Jane Harper’s Exiles releases on January 31st and may be found at your preferred audiobook vendors. I received an advance audiobook copy from Macmillan Audio for the purpose of writing this review (and the fact of which does not affect my opinion) via Netgalley.
6 thoughts on “Audio-Book Review: Jane Harper’s EXILES (Aaron Falk #3)”
I’ve read, and enjoyed, all of her books. I have this one on hold at the library and I’m #2 in the queue. Good to know the wait is worth it.
So true about the author not using red herrings! Nor does she really employ a twist ending. She’s never obvious in her clue placement, she just slowly drives away the obscuring fog until the answer smacks you in the face. She’s one of the best at evoking a feeling of ‘creeping dread’ in the reader, IMO.
Thank you and you are so right in your analysis! It’s a conundrum but the revelations are more in keeping with the characters’ psychology than to fit any sense of a “puzzle”. I did correctly identify one aspect of the mystery, but it was mere seconds away from Falk’s revelation.
I’m glad to hear you’re #2 in the queue because I think you’re going to love this one! Have you seen the film of The Dry? Any good? I’m not a huge Bana fan, but if the film is worth watching, I might.
Wonderful review – I have read all 3 in the series – IMHO #2 was not as strong as the others, but still a great mystery. In all 3 books, the landscape is so important, almost another character in the story. As an Australian, I can say that she has nailed it.
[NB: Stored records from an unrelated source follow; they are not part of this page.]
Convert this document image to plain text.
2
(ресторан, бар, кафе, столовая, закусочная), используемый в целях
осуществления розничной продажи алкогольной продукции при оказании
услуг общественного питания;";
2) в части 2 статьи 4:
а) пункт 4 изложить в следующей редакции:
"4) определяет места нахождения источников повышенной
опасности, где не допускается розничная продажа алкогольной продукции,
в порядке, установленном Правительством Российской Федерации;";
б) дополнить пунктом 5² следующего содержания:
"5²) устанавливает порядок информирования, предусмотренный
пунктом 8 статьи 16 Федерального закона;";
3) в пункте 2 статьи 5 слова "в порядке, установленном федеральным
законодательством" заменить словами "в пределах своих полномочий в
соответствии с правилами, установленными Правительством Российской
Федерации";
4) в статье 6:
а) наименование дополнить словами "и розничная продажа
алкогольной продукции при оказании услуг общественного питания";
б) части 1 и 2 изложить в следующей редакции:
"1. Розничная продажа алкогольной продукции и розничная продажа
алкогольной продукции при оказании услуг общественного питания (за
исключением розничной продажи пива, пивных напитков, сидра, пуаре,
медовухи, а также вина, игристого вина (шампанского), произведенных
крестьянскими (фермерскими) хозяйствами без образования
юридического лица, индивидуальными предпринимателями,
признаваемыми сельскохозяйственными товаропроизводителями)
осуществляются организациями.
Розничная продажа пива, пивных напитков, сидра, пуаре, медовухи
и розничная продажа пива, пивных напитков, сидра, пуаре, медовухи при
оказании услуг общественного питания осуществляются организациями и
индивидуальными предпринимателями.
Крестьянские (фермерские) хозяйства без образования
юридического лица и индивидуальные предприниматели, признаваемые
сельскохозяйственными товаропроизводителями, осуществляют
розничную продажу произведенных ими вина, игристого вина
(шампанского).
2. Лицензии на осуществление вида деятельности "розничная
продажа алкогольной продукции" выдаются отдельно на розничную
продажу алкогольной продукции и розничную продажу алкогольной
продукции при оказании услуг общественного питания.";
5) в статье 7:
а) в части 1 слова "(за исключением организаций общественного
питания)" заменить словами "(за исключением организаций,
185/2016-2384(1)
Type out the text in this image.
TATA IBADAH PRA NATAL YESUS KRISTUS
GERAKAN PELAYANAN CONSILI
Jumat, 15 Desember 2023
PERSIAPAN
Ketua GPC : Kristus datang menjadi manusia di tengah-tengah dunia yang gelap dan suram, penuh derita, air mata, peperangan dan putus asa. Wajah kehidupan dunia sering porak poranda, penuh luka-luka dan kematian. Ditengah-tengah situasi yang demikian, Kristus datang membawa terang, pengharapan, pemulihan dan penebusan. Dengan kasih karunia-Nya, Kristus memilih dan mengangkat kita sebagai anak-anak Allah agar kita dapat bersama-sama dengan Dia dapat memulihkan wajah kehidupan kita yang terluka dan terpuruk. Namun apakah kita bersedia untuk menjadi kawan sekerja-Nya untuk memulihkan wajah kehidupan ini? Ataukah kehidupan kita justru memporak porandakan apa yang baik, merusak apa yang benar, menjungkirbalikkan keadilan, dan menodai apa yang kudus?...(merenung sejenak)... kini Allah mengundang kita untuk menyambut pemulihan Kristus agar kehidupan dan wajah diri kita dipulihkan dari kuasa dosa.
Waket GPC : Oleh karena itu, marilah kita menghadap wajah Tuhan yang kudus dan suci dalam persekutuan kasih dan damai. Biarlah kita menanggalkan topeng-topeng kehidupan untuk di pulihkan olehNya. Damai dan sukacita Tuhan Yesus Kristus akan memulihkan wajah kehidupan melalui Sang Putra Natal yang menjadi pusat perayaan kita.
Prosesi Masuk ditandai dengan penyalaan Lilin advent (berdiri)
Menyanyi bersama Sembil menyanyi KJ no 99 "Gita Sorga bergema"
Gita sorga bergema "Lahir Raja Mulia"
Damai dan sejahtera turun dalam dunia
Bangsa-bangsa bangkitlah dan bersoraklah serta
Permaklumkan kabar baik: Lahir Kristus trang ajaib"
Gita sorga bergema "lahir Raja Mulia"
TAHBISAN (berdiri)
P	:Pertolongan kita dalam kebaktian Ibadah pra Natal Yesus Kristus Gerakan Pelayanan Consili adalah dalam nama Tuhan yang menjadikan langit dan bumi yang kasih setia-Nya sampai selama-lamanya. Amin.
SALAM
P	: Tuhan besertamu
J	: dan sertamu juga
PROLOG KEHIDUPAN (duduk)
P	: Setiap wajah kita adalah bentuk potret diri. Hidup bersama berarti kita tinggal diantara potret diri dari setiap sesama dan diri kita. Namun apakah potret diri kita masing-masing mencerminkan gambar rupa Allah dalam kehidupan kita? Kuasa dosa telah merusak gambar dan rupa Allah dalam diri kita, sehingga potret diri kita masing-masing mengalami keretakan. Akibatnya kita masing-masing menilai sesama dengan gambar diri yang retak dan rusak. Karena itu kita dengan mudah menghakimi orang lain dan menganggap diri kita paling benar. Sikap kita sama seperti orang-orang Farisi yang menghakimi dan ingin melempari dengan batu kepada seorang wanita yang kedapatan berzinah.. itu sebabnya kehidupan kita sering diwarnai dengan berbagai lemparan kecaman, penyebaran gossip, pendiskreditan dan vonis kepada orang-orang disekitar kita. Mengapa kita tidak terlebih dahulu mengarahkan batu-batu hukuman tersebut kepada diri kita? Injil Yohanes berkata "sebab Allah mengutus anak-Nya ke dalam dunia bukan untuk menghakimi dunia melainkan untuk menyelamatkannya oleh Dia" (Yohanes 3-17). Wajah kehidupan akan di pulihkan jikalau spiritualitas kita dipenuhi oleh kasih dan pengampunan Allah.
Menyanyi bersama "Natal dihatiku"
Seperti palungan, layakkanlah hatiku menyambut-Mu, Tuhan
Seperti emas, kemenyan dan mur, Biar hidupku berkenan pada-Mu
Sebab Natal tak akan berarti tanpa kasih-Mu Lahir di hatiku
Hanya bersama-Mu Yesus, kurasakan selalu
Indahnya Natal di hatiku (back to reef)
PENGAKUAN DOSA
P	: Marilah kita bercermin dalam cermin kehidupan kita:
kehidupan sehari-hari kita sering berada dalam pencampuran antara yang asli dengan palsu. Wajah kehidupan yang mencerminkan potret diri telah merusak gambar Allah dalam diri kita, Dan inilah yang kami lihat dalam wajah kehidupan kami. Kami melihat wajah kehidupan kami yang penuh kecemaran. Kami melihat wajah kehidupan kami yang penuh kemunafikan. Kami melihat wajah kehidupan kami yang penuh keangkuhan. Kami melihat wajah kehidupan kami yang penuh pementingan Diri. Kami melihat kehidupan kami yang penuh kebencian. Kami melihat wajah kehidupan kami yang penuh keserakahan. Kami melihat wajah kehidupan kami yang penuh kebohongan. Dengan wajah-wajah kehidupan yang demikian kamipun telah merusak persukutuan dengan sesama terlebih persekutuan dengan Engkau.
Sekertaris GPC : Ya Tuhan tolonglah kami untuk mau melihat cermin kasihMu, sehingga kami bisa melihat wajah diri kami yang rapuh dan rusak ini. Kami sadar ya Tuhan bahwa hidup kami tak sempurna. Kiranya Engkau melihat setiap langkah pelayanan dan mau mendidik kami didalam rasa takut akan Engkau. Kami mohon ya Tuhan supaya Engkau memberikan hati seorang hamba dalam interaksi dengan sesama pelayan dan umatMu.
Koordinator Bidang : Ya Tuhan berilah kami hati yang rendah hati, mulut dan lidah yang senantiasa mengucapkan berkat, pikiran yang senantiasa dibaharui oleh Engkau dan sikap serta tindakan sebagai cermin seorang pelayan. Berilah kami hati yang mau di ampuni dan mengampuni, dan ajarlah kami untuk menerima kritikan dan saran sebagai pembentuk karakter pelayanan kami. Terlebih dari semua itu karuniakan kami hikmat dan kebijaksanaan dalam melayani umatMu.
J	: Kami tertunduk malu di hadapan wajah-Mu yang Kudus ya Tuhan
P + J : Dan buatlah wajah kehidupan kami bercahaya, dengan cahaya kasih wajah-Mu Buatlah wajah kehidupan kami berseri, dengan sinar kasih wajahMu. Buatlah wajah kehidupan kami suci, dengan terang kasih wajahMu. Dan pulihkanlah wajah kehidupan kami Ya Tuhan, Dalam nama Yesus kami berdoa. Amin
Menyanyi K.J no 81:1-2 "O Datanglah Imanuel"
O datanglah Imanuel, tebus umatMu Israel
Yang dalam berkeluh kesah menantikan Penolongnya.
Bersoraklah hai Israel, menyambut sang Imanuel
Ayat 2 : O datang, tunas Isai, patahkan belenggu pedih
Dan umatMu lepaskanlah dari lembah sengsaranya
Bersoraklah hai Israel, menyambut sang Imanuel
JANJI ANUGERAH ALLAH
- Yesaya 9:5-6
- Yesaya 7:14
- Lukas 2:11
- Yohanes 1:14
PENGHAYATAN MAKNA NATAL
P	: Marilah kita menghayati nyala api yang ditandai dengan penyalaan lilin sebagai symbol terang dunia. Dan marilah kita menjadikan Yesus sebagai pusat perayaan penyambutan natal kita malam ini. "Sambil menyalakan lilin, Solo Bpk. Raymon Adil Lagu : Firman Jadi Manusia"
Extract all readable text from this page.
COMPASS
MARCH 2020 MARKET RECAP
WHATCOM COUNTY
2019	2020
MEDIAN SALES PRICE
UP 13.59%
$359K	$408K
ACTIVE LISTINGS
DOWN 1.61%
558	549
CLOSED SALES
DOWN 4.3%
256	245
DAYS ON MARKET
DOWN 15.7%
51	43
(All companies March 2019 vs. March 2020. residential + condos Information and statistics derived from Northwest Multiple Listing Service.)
First, thank you! Fun to write when the book is good. Or bad. It’s mediocrity that makes for a boring review: reflects the text.
Oh, that’s so great to know and I did note that all the time: Falk et. al., but especially Falk, is always gazing out at the landscape and the descriptions are really wonderful. I enjoyed them immensely. I liked how Falk fell in love, not just with Gemma, but with her house, her step-son, her cottage, everything about her and her choice to live in this town…also, the lasagna!!
Alas, I can’t advise you about the movie, as I have not seen it. At least it was filmed in Australia!
No worries, I watched the trailer, looks like standard fare and I always prefer to read over watching a film any day.